As can be seen from the picture below the embankment slope earmarked for development by Squarepeg supports 150 metres of mature hawthorn hedge which dates back to the days of steam railway operations. This type of hedgerow is very characteristic of former railways and provides a prominent landscape feature and valuable wildlife corridor, as evidenced by the designation of the Railway path as a Site of Nature Conservation Importance (SNCI).
Prior to Ferguson's involvement, the hedgerow and embankment slope had been cited as worthy of preservation by Bristol City Council itself in 2002 in connection with the housing development along Greenbank Road affecting an eastward extension of the same land. The council's Nature Conservation Officer then said "the hedge adjacent to the cycleway should be retained......The area of more mature trees at the Famous Names end of the site should be retained for wildlife purposes".
In the same report the council's Landscape Officer said "the mature hedge is of merit in landscape terms and also forms a valuable part of the Citywide Site of Nature Conservation Interest covered by NE5, represented by this section of the cyclepath.
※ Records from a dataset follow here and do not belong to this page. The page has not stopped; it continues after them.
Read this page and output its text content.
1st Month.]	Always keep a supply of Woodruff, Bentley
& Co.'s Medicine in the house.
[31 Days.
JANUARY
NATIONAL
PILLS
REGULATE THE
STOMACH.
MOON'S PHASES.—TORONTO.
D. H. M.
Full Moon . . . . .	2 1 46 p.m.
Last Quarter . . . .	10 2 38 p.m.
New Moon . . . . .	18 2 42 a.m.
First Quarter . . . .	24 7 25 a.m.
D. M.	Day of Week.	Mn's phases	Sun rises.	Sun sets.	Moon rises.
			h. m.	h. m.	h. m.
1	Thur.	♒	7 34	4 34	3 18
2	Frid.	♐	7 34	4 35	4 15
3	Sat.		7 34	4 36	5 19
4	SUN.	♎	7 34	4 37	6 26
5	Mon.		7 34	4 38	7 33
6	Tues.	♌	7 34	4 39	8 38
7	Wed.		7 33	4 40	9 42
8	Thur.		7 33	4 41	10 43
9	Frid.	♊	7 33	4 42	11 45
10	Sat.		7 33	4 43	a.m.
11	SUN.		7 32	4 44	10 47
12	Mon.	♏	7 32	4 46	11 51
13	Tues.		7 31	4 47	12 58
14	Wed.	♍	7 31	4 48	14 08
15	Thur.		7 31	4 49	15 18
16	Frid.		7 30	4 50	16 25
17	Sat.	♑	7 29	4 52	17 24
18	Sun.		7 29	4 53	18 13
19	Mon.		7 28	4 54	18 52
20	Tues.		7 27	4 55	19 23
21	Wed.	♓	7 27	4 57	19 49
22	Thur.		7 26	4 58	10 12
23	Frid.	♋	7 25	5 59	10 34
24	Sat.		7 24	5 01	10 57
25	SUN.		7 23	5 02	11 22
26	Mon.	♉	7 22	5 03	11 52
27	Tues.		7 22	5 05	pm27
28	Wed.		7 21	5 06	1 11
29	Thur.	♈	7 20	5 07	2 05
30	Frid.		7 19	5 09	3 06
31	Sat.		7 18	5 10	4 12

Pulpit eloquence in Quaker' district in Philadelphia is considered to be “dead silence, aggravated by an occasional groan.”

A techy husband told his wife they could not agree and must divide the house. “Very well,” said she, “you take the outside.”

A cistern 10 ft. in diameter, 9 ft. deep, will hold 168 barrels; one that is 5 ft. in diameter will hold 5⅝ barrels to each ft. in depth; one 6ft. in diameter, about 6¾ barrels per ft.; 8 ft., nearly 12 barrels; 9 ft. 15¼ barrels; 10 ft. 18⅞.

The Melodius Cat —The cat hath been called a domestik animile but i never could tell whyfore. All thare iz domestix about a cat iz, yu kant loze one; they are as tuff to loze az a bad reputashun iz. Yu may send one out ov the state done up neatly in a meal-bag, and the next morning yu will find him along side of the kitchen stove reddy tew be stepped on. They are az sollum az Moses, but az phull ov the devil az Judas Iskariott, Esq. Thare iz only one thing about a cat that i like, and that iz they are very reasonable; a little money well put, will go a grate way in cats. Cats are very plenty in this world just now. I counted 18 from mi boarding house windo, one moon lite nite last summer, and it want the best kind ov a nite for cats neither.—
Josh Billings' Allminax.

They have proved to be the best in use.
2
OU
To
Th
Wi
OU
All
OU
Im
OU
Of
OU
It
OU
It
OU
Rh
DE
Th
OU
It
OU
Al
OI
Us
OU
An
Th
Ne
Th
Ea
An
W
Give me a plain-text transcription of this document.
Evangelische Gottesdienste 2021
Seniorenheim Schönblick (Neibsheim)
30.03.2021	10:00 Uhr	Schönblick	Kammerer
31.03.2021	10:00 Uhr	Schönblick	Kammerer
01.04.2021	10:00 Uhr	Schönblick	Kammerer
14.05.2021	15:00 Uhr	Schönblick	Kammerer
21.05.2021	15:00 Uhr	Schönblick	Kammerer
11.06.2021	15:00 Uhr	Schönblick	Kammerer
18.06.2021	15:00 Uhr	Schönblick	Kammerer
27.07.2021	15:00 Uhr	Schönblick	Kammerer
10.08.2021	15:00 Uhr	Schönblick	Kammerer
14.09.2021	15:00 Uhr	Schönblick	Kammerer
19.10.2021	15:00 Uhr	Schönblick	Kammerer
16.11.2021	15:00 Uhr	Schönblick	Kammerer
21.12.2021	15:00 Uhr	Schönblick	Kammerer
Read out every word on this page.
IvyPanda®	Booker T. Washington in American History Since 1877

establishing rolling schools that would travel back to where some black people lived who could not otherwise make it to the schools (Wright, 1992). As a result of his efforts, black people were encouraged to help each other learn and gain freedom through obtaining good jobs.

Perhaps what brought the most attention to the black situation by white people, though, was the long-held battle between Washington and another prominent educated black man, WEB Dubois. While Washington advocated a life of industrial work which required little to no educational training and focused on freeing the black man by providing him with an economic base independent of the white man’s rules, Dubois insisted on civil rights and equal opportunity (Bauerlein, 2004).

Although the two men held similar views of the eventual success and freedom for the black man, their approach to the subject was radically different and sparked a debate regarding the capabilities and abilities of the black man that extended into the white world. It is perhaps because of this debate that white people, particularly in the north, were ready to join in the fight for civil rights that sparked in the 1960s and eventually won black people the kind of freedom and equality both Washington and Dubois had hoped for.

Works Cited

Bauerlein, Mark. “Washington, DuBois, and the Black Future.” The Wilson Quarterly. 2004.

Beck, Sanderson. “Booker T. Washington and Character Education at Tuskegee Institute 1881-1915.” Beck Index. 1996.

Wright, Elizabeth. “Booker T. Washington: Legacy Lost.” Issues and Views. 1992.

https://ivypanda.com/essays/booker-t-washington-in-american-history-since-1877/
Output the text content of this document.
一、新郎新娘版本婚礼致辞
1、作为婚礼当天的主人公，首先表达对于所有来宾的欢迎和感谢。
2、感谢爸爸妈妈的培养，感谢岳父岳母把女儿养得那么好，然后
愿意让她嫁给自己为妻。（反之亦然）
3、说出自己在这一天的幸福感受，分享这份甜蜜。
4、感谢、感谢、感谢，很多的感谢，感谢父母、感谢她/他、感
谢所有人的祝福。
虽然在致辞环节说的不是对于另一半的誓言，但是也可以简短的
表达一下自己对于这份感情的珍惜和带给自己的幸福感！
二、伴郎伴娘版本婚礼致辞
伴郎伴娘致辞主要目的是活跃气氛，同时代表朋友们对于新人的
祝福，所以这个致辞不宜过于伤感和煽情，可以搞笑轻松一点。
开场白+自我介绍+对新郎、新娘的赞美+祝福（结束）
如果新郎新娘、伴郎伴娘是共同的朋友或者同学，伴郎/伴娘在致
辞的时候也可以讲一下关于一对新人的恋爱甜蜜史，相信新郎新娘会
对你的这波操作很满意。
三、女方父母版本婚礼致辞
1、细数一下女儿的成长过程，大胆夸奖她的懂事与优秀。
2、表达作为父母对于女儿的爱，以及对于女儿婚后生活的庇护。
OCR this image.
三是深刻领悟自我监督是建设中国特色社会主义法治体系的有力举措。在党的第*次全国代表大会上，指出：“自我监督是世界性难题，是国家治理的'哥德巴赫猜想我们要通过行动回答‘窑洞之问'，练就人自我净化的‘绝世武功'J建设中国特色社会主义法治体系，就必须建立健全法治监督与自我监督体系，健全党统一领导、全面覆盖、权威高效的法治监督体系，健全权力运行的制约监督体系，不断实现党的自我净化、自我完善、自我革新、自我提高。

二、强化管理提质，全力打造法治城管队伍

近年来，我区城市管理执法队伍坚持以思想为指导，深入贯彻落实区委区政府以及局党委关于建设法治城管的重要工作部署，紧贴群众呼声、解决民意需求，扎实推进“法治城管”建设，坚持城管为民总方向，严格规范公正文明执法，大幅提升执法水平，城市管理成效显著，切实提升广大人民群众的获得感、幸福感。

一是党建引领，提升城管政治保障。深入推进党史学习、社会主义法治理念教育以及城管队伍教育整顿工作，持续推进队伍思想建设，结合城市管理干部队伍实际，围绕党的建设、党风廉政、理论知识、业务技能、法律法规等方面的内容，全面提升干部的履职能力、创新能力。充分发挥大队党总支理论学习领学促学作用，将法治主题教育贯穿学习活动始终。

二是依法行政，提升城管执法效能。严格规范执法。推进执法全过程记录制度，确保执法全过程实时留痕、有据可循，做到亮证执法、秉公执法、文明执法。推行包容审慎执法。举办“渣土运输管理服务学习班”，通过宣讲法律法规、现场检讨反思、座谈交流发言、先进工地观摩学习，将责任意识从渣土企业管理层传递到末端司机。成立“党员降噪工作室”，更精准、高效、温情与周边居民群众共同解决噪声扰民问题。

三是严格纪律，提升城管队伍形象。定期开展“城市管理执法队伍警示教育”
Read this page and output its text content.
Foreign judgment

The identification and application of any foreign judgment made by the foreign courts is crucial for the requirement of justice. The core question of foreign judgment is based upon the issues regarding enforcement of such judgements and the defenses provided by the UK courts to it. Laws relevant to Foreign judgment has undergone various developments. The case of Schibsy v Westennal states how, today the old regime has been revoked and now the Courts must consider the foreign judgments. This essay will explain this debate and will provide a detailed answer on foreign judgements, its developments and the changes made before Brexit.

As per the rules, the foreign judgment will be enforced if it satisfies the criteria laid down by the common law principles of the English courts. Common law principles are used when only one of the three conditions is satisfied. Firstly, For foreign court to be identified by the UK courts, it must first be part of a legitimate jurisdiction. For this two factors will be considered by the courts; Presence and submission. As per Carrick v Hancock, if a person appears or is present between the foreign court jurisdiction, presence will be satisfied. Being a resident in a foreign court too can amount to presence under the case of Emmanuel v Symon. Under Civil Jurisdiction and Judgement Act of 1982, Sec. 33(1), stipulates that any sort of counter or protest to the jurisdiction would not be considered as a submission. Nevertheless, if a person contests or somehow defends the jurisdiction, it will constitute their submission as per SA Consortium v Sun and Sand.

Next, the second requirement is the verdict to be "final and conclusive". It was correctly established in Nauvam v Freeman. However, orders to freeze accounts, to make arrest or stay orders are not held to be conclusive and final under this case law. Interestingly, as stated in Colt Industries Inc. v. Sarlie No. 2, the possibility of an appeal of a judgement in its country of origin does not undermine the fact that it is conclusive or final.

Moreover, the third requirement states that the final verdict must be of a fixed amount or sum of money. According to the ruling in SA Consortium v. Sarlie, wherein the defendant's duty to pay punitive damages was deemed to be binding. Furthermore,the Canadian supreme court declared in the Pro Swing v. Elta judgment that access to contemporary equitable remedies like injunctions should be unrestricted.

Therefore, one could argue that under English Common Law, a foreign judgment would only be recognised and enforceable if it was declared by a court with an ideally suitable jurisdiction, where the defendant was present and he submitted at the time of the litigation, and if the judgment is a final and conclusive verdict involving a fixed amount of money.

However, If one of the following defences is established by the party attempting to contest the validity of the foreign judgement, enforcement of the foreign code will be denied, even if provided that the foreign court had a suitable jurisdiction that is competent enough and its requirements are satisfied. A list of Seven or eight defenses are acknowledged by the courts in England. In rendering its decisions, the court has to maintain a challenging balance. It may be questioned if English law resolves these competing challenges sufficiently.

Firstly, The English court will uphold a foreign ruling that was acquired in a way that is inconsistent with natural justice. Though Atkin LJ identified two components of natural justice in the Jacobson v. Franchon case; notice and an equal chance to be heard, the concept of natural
It is imperative that it be retained. Its root zone should be protected. The 'garden area' at the Famous Names end of the site which had scrub and small trees on it ... should be fenced off completely during the development period to protect the existing flora and fauna".
Ferguson goes on to claim that "the sale of (the "completely pointless" land) enables what will be one of the most interesting, mixed-use regeneration schemes in the country". Not true, since the development would have been more or less as viable without the extra land. indeed Squarepeg went ahead and bought the Chocolate Factory land for £5 million in January of this year, at a time when the City Council were indicating quite clearly that the Railway Path land was not for sale.
Bristol City Council, not to be outdone even by the greenwash meister in the disinformation stakes, waded in with "(the council) is finalising an in-principle agreement to sell a small strip of land so that some houses could be accessed by bikes from the cycle track". Again not true. The land being sold is to accommodate a 7 storey tower and several houses. The Council spokesperson appears to be 'confusing' the land sale with a separate arrangement to allow 'easements' across a long strip of the grass verge of the Path for access purposes.
So Ferguson's "completely pointless" jibe may not find favour in many quarters, but such is his unassailable self-belief that he chooses to confront the concerns of ecologists and environmentalists head-on. It seems that every scrap of green space left in the city is only of value as a blank canvass for the works of our great architect.